Zing Forum

Reading

CosmicFish-HRM: A Hierarchical Recursive Language Model with Dynamically Adjustable Inference Depth

Introduces the architectural design of CosmicFish-HRM, including how its Hierarchical Recursive Module (HRM) dynamically allocates computing resources during inference to achieve an efficient and adaptive reasoning process.

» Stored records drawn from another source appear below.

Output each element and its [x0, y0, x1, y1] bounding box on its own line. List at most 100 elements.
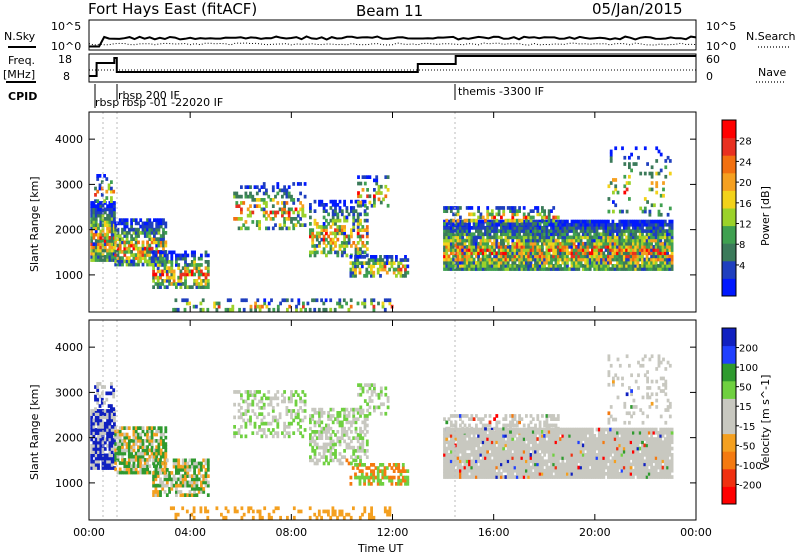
heatmap-cell: [162, 470, 165, 475]
heatmap-cell: [488, 453, 492, 457]
heatmap-cell: [96, 382, 100, 386]
heatmap-cell: [513, 453, 517, 457]
heatmap-cell: [98, 186, 102, 191]
heatmap-cell: [477, 472, 480, 476]
heatmap-cell: [591, 257, 594, 262]
heatmap-cell: [509, 209, 512, 213]
heatmap-cell: [593, 226, 597, 230]
heatmap-cell: [636, 251, 640, 256]
heatmap-cell: [479, 212, 483, 217]
heatmap-cell: [235, 217, 239, 221]
heatmap-cell: [150, 246, 154, 251]
heatmap-cell: [456, 248, 460, 252]
heatmap-cell: [490, 226, 494, 230]
heatmap-cell: [260, 406, 264, 410]
heatmap-cell: [536, 267, 540, 271]
heatmap-cell: [502, 267, 506, 271]
heatmap-cell: [99, 213, 103, 218]
heatmap-cell: [354, 475, 357, 480]
heatmap-cell: [177, 282, 181, 286]
heatmap-cell: [602, 222, 606, 227]
heatmap-cell: [373, 389, 376, 394]
heatmap-cell: [513, 235, 517, 240]
heatmap-cell: [484, 248, 487, 252]
heatmap-cell: [459, 449, 462, 454]
heatmap-cell: [468, 446, 471, 451]
heatmap-cell: [179, 256, 183, 261]
heatmap-cell: [607, 241, 610, 246]
heatmap-cell: [276, 390, 280, 394]
heatmap-cell: [454, 254, 458, 259]
heatmap-cell: [385, 475, 389, 480]
heatmap-cell: [325, 445, 328, 450]
heatmap-cell: [361, 442, 365, 447]
heatmap-cell: [459, 260, 462, 265]
heatmap-cell: [506, 440, 510, 445]
heatmap-cell: [361, 430, 365, 434]
heatmap-cell: [518, 267, 521, 271]
heatmap-cell: [271, 226, 275, 231]
heatmap-cell: [650, 203, 654, 208]
heatmap-cell: [249, 390, 252, 394]
heatmap-cell: [262, 406, 266, 410]
heatmap-cell: [614, 146, 618, 151]
heatmap-cell: [318, 203, 321, 207]
heatmap-cell: [495, 472, 499, 476]
heatmap-cell: [240, 210, 243, 215]
heatmap-cell: [488, 251, 492, 256]
heatmap-cell: [345, 407, 349, 412]
heatmap-cell: [500, 434, 503, 438]
heatmap-cell: [331, 445, 335, 450]
heatmap-cell: [600, 248, 603, 252]
heatmap-cell: [404, 478, 407, 483]
heatmap-cell: [154, 483, 158, 488]
heatmap-cell: [363, 261, 366, 265]
heatmap-cell: [399, 472, 403, 477]
heatmap-cell: [101, 242, 105, 246]
heatmap-cell: [634, 162, 638, 166]
heatmap-cell: [461, 260, 465, 265]
heatmap-cell: [329, 199, 333, 204]
heatmap-cell: [365, 228, 369, 232]
heatmap-cell: [100, 391, 104, 396]
heatmap-cell: [657, 248, 660, 252]
heatmap-cell: [262, 198, 266, 202]
heatmap-cell: [331, 414, 335, 418]
heatmap-cell: [309, 215, 312, 220]
heatmap-cell: [188, 493, 192, 497]
heatmap-cell: [504, 264, 508, 268]
heatmap-cell: [94, 204, 98, 208]
heatmap-cell: [500, 235, 503, 240]
heatmap-cell: [320, 426, 324, 431]
heatmap-cell: [584, 222, 587, 227]
heatmap-cell: [449, 222, 453, 227]
heatmap-cell: [655, 184, 659, 189]
heatmap-cell: [322, 247, 326, 251]
heatmap-cell: [577, 264, 581, 268]
heatmap-cell: [347, 420, 351, 425]
heatmap-cell: [500, 254, 503, 259]
heatmap-cell: [334, 228, 337, 232]
heatmap-cell: [366, 402, 369, 407]
heatmap-cell: [647, 226, 651, 230]
heatmap-cell: [175, 253, 178, 258]
heatmap-cell: [318, 458, 321, 463]
heatmap-cell: [465, 251, 469, 256]
nsky-strip: N.Sky 10^5 10^0 N.Search 10^5 10^0: [4, 19, 796, 53]
heatmap-cell: [509, 248, 512, 252]
heatmap-cell: [515, 453, 519, 457]
heatmap-cell: [156, 275, 160, 280]
heatmap-cell: [475, 229, 478, 233]
heatmap-cell: [132, 461, 136, 465]
heatmap-cell: [652, 229, 656, 233]
heatmap-cell: [490, 462, 494, 467]
heatmap-cell: [477, 475, 480, 479]
heatmap-cell: [99, 248, 103, 253]
heatmap-cell: [368, 383, 372, 387]
heatmap-cell: [296, 412, 300, 416]
heatmap-cell: [572, 226, 576, 230]
heatmap-cell: [556, 264, 560, 268]
heatmap-cell: [664, 174, 668, 179]
heatmap-cell: [475, 453, 478, 457]
heatmap-cell: [518, 468, 521, 473]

自适应计算动态推理层级递归语言模型Transformer边缘部署计算效率HRM
Published 2026-05-30 00:10Recent activity 2026-05-30 00:18Estimated read 6 min
CosmicFish-HRM: A Hierarchical Recursive Language Model with Dynamically Adjustable Inference Depth
1

Section 01

CosmicFish-HRM: Guide to the Hierarchical Recursive Language Model with Dynamically Adjustable Inference Depth

CosmicFish-HRM is a language model developed by the Mistyoz AI team in Hyderabad, India. Its core innovation is the Hierarchical Recursive Module (HRM), which dynamically allocates computing resources during inference. This solves the resource waste problem caused by the "one-size-fits-all" inference approach of traditional large language models, supports adaptive computing, and is suitable for edge deployment. The code is open-sourced under the Apache-2.0 license and includes complete training and inference workflows.

2

Section 02

Background: Challenges in LLM Inference Efficiency and the Direction of Adaptive Computing

Current large language models use the same computing resources regardless of input complexity, leading to resource waste and limiting deployment in resource-constrained environments. Adaptive computing aims to enable models to determine the necessary inference steps, and CosmicFish-HRM is a concrete implementation of this research direction.

3

Section 03

Project Overview: Core Components and Open-Source Information

  • Development team: Mistyoz AI (Hyderabad, India)
  • Core component: Hierarchical Recursive Module (HRM), enabling dynamic adjustment of inference depth
  • Open-source license: Apache-2.0
  • Source platform: GitHub, release date May 29, 2026
  • Code coverage: Complete workflows for data preparation, training, fine-tuning, and quantization
4

Section 04

Core Architecture: Dynamic Inference Mechanism and Technical Details

Overall Structure

Input Transformer block → HRM core → Output Transformer block → Language model head

HRM Module

  • H-level: Macro semantic understanding and cross-token relationship modeling
  • L-level: Fine-grained feature extraction and local pattern recognition

Dynamic Stopping Mechanism

Evaluates hidden states via a halt/continue Q-head to decide whether to continue reasoning or output. Simple tokens require only 1-2 steps, while complex tokens take up to 16 steps.

Technical Configuration

Vocabulary size: 50304, embedding dimension: 448, context length: 512, 6 input/output layers each, 4 HRM H/L layers each, GQA attention heads, RoPE positional encoding, etc.

5

Section 05

Training Workflow: Data Composition and Multi-Stage Strategy

Data Composition

Approximately 10 billion tokens, sourced from FineWeb (3B), Wikipedia (3B), OpenWebText (1B), C4 (1B), CodeParrot (1B), OpenWebMath (500M), and ArXiv (500M).

Training Stages

  1. Pre-training: Basic language modeling on 10 billion tokens
  2. Dialogue fine-tuning: Adjust to dialogue format
  3. Instruction fine-tuning: Train on the Alpaca-GPT4 dataset
  4. Identity calibration: Stabilize personality using mixed identity and dialogue data

Optimization Strategy

Training loss includes a step penalty to encourage efficient reasoning.

6

Section 06

Inference and Usage: Interactive Features and Parameter Adjustment

  • Interactive interface: chat.py supports parameter adjustment for temperature, max_tokens, top_k, etc.
  • Key options: --show_hrm_steps to display inference steps, --force_hrm_steps for manual override
  • Supported commands: /temp (adjust temperature), /tokens (max generation count), /hrm (adjust steps), etc.
7

Section 07

Practical Significance, Limitations, and Summary Recommendations

Significance and Advantages

  • Explores dynamic computing allocation during inference, complementing pre-training optimization ideas
  • Edge deployment-friendly, predictable response speed, high resource utilization

Limitations

Context length is only 512, and the model size is relatively small (around 400M parameters)

Summary Recommendations

The model achieves adaptive reasoning via HRM, inspiring the construction of efficient language models; it is recommended that developers researching adaptive computing study the open-source code of this project.